Dogmatizme karşı görünse de benzer tutumlar sergileyen bir diğer sapma eğilimi ise oportunizmdi. Oportunizm, fikirsel olarak dogmatizme karşı görünse de, her kritik anda dogmatizmden yana saf tuttu. Devrimci komünistleri ise yatıştırma siyaseti izledi. HDP’ye sözüm ona teorik olarak karşı çıkmadı ama meseleye "İçine girersek eririz" grupçuluğuyla yaklaştı. Rojava Devrimi’ne katılmaya ‘ilkesel’ olarak karşı çıkmayıp "sembolik olarak katılalım" diye kendini dayattı. LGBTQ’ya karşıyım demedi; LGBTQ’ları sınıf mücadelesine kazanılamayacağını tartıştırdı. Dogmatizm, oportunizmin elinden bırakmadığı sopasıydı. Oportunizm ise sınıf ve cephe mücadelesini tatlı sözlü fikirleriyle darbeledi. Oportunistler için her şey kişisel konfor ve grup çıkarına göre doğru veya yanlıştı. Örneğin, yasal parti kurulmasını canla başla savunurken, çatı partisi kurulmasına canla başla itiraz etti. İlki grup çıkarı ve konfor alanı yaratıyor ikincisi sarsıyordu. Cins özgürlüğü, ekoloji, inanç örgütlenmesi, gerilla mücadelesi gibi hemen her konuda, atılacak güçlü adımların grup çıkarlarına hizmet etmeyeceğini iddia ederek benzer tutum sergiledi. Özetle, komünist hareketin asıl direnci dogmatizm değil, tatlı sözlü oportunizmdi. Son 15 senede kazanılan her şey bu ikisi geriletilerek kazanıldı.

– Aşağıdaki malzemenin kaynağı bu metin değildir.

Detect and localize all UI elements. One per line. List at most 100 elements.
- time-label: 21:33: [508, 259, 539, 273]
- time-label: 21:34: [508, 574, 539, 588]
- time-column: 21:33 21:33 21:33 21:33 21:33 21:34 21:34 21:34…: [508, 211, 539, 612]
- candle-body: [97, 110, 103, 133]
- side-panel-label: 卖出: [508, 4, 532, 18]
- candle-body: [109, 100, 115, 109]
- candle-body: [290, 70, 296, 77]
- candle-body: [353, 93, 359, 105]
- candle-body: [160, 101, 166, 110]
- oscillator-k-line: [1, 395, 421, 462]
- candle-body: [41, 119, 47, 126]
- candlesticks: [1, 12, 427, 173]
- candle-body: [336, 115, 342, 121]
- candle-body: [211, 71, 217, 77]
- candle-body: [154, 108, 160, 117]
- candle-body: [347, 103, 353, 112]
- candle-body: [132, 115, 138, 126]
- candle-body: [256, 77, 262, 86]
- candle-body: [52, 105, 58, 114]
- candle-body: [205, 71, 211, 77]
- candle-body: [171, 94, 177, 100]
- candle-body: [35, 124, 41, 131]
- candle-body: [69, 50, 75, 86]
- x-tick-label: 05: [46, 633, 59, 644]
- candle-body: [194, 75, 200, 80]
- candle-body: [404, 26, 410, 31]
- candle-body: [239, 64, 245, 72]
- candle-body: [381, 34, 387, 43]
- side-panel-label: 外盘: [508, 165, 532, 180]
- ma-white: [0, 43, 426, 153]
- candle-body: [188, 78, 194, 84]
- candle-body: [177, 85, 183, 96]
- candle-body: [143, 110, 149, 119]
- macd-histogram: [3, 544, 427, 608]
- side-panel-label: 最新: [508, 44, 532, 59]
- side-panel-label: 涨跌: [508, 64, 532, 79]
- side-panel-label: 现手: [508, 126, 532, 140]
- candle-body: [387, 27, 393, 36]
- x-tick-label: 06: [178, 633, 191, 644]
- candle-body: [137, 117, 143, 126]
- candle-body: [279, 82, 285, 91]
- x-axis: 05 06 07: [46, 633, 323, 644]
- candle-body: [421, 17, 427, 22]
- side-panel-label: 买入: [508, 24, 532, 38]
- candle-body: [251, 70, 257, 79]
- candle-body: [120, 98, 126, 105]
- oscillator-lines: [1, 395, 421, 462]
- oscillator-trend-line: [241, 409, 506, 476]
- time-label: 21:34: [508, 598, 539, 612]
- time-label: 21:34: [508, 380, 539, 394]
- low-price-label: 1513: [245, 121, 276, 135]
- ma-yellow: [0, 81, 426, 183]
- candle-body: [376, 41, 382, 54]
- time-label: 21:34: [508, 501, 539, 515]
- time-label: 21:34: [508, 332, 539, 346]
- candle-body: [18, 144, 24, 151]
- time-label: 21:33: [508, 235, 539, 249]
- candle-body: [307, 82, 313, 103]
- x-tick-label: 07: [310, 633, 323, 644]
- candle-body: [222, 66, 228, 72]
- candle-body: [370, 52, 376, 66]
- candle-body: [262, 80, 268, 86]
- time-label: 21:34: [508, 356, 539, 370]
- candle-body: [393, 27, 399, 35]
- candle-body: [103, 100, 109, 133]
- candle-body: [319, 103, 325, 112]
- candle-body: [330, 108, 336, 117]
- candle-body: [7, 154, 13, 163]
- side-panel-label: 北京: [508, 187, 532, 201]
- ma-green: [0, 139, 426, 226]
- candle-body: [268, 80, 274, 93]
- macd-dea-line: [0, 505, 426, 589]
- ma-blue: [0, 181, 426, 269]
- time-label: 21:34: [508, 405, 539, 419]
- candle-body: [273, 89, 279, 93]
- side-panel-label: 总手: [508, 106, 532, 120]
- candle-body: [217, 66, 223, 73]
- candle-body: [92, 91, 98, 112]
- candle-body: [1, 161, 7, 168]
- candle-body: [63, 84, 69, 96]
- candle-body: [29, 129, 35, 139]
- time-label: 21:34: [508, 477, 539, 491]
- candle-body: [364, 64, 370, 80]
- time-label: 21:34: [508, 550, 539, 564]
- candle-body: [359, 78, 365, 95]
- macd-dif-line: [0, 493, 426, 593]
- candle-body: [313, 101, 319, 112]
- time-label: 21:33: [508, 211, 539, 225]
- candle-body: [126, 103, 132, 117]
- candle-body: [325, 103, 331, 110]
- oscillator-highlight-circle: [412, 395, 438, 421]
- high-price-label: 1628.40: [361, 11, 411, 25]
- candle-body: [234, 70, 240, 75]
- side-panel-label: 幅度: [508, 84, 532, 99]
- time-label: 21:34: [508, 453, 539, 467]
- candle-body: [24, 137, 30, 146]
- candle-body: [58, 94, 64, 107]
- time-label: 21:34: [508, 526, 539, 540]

Bugün ise yeni bir durum doğdu. Devrimci komünist hareket, kendi yetersizlikleriyle birlikte faşizmin saldırıları, yasal partici anlayışların etkisiyle dayandığı sınırı aşamadı. Mücadele, faşizmin çizdiği sınıra geriledi. Komünist propoganda ve örgütlenme yok olma düzeyine geriledi. Dogmatizm ve oportunizm ise boşluktan istifade ederek güçlendi. Bu en net birleşik cepheye karşı geliştirilen ‘taktik’ ayrışma kışkırtıcılığı olarak görülmektedir. Birleşik cepheye itiraz etmeyi düstur gören dogmatizmin önü açılırken oportunizm de cepheyi grup çıkarları için kullanma tutumu izliyor. İkisi, hareketi eski konfor alanına çekmek isterken, aynı suda iki kez yıkanılmayacağını unutuyor!
Birleşik cephede ayrıştırmacılık, Marksist Leninist gruplar arasında rekabetçilik ve yasal particilik biçiminde açığa çıkan tasfiyecilik kendine has anlayış ve tarzları da yeşertti. Tasfiyecilik en belirgin olarak bürokratik çürüme ve güç zehirlenmesi biçiminde yaşanıyor, yasal particilik ve dernekçilikte açığa çıkıyor. Bunlar tüm yapıda dejenerasyonu, sınırlı devrimciliği; kitlede apolitizmi, güvensizliği ve dağılmayı üretiyor.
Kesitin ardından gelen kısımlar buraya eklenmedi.